The combination of VMware technology with an IP SAN is particularly valuable to large-scale surveillance customers working to solve storage needs for transport, government, casino and enterprise projects. IP SANs leverage existing IT standards such as Ethernet, Windows and x86 technology, and recently adopted VMware as the latest standard in server virtualization. For the end customer, this addition of VMware to an IP SAN brings instant validation to IT managers looking to understand the unique requirements of security solutions. Other security requirements will continue to appear unique such as 100s of Terabytes of capacity, 100 percent write environments, streaming data workloads and always-on system requirements. But the introduction of IP SAN technology combined with VMware provides a well-understood infrastructure construct that addresses many IT concerns regarding manageability, reliability, performance and support. This is an especially important for surveillance customers who do not have the manpower to allocate additional staff to manage the system. As is common in today’s market, more and more users are leveraging the same amount of staff within their surveillance and IT departments, and therefore, solutions need to seamlessly fit into an existing infrastructure and be easy to administer. Also, the surveillance customer is typically not a storage administrator or expert, and some may not have IT departments to help manage the system. By offering a complete, user-friendly appliance, the user experience is simplified and more affordable.

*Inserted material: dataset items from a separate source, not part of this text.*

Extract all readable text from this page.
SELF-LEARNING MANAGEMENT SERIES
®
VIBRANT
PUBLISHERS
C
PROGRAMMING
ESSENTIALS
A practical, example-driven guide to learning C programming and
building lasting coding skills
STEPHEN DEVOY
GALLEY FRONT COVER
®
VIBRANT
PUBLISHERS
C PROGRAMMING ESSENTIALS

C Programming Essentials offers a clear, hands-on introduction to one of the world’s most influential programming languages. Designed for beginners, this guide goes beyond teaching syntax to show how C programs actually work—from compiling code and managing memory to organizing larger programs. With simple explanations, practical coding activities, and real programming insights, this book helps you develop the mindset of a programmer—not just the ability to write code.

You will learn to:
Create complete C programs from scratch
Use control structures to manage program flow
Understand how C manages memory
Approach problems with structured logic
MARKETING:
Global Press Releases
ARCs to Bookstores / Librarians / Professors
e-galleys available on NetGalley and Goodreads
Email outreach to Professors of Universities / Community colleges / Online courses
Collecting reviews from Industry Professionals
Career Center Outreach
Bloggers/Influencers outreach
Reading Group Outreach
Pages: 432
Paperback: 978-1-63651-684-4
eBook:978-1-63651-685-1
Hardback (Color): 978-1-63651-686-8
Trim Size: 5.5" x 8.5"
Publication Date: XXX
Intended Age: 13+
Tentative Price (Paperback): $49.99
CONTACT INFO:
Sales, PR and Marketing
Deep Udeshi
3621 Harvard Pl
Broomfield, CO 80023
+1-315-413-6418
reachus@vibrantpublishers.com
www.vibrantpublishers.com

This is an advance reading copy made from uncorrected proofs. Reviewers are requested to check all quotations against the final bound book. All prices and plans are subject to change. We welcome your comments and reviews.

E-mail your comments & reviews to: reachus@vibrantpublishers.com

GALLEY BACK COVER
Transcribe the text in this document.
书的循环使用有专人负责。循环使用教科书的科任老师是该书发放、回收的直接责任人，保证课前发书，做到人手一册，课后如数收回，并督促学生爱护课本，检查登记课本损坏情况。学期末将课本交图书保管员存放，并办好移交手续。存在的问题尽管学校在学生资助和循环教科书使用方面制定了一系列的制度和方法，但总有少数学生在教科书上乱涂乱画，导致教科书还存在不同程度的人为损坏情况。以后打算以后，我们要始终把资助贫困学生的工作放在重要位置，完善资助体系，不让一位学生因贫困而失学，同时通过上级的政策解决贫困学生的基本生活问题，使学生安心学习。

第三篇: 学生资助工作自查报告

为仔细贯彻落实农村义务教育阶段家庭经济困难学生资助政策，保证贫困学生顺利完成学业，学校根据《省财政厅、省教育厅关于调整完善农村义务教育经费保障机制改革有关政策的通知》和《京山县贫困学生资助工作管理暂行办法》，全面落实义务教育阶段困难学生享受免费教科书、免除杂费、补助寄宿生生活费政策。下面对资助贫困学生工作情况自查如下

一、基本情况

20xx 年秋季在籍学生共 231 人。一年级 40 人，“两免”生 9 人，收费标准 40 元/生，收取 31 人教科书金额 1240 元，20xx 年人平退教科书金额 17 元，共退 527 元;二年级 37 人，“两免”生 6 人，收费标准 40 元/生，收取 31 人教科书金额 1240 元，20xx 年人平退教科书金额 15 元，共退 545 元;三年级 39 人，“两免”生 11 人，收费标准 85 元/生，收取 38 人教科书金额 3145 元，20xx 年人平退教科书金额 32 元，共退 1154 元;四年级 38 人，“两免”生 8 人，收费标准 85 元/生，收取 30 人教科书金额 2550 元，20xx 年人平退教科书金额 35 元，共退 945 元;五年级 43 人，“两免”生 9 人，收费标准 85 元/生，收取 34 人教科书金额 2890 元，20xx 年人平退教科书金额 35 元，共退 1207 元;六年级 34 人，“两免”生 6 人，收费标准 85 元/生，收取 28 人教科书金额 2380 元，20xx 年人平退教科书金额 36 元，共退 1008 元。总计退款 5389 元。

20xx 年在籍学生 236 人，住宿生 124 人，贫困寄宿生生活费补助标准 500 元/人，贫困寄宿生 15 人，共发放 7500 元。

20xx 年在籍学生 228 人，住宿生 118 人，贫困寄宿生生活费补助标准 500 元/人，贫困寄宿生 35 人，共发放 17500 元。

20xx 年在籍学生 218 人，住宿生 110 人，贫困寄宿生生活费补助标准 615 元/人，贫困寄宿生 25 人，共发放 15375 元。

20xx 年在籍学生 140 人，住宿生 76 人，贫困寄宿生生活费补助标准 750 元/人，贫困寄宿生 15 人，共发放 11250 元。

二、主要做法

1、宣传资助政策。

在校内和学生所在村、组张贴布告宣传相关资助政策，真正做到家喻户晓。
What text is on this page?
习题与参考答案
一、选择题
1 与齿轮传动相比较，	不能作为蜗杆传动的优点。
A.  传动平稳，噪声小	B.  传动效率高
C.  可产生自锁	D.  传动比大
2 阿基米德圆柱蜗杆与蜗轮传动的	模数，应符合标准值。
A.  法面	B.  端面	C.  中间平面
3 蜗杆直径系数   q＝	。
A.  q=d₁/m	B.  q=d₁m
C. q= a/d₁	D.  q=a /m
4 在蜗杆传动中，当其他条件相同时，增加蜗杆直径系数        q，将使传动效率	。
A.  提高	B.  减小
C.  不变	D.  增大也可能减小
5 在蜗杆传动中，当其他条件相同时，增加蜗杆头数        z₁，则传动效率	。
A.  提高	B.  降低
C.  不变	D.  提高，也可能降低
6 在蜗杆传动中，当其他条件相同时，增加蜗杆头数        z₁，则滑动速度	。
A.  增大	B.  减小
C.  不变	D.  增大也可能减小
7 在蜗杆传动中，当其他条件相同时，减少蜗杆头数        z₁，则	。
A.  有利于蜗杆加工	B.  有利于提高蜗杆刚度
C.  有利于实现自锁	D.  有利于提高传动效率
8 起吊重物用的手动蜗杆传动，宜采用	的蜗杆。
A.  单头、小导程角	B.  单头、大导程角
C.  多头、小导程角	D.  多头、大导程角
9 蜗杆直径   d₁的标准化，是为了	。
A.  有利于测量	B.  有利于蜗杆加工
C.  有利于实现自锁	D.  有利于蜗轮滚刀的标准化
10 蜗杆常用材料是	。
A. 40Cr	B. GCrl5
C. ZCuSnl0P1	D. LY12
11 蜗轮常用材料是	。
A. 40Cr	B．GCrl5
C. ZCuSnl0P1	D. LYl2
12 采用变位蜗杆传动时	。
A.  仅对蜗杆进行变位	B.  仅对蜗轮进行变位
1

In addition to management leverage, VMware systems help ensure that systems are open systems compliant. VMware requires that systems pass system or storage tests before being listed as VMware Ready. Newer solutions are listed on both server and storage compatibility lists that are published and available to industry partners. This compatibility testing serves as a independent checkpoint for integrators to confirm the open system model is functioning correctly. Standards certification processes, such as HCL, are a benefit to integrators who are looking to streamline installations and reduce overall deployment costs.

Overall, the combination of these functions allow security end users to get more ‘buy-in’ from internal IT groups when deploying IP SANs with VMware support. The recent introduction of VMware technology into IP SAN solutions should speed up the convergence of IT and physical security technologies while allowing the unique requirement of the security segment to be met. Reducing IT resistance to security-specific products will speed new product adoption and drive business for the systems integrator that is on the lookout for new revenue opportunities.

Customer expectations of video quality and storage reliability are rising and driving a huge increase in infrastructure needed to support security operations. The use of newer IP SAN technologies combined with VMware technology will simplify manageability of converged systems and reduce friction from IT staff who are unfamiliar with the unique requirements of video surveillance storage.